Blake notes the nursing shortages can no longer be blamed on the COVID-19 pandemic at this point and staffing is a long-standing issue that needs to be addressed according to each community’s needs.
“Nurses and staff need more support from the Yukon government in communities. They work long hours and need to be available at all times. They are at high risk of burnout, which has been one of the driving factors of chronic understaffing. They often lack support for their own mental health, particularly after a traumatic incident.”
Meanwhile, little change has happened on the ground, she said.
“We are at a critical time where we need to truly look at decentralizing health services from Whitehorse and look at what and how more health-care services can be made available in communities.”
In a July 26 release, the Yukon Party calls on the territorial government to take action to prevent unacceptable rural health centre closures.
The release notes the gaps in services means rural residents, travelling Yukoners and visitors can’t access basic health care when they need it. The party wants the government to outline a plan that addresses gaps in operating hours and ensures rural Yukoners can access timely health care in their home community.
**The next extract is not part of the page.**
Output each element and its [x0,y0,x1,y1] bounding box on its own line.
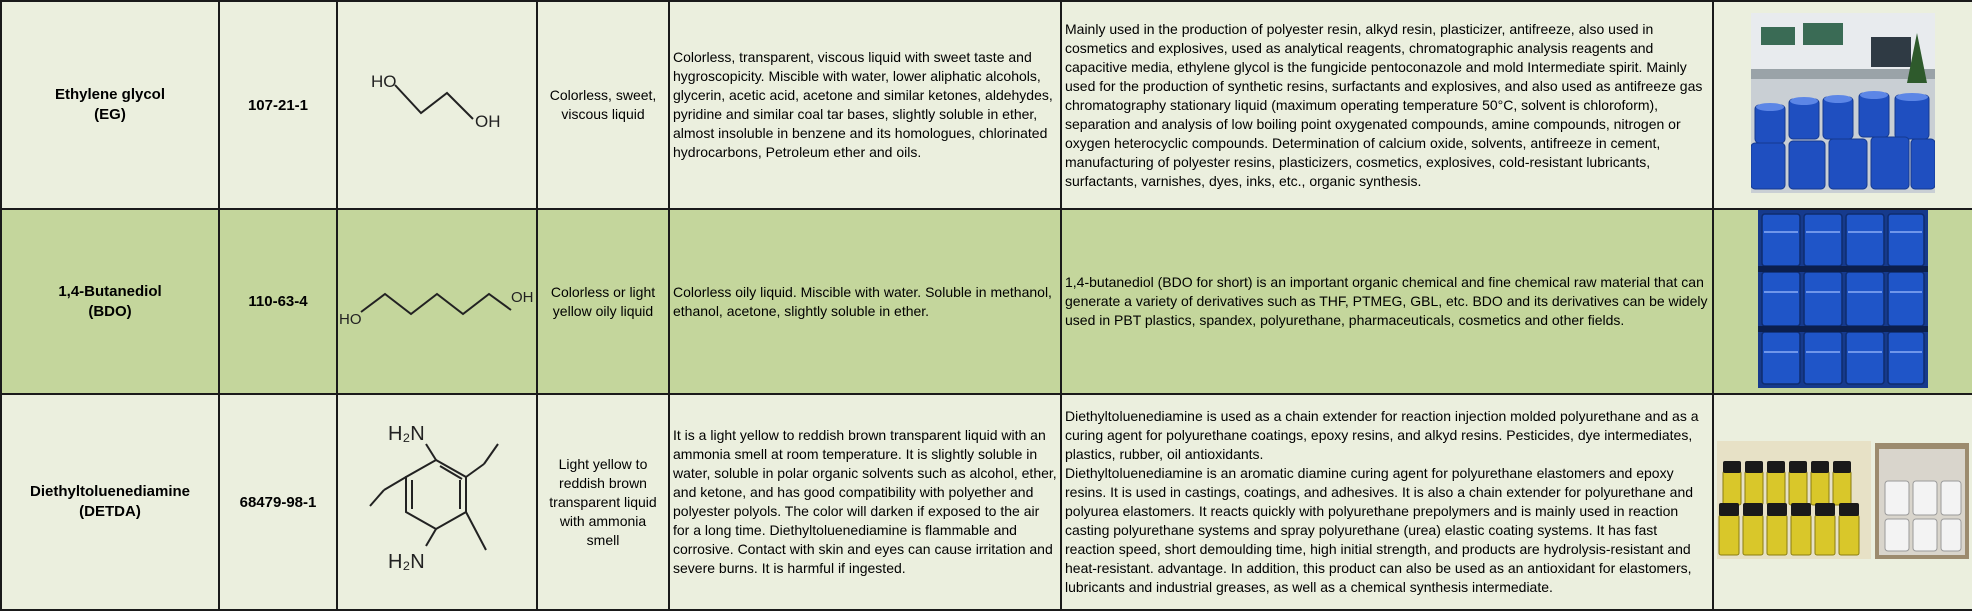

“Yukoners rightly expect to have access to basic health care services in rural communities,” Health and Social Services critic Brad Cathers said in the release.
“These gaps in service are the result of a Liberal government that has repeatedly neglected the basic needs of our health system, and emerging challenges in health-care delivery. For years, we have championed developing a new health human resources strategy that improves recruitment and retention and also helps Yukon citizens become trained as health professionals.”
Per the release, the party agrees with the Association of Yukon Communities that the government should allow licensed practical nurses to fill the gaps when registered nurses aren’t available.
McPhee is welcoming comments from the public.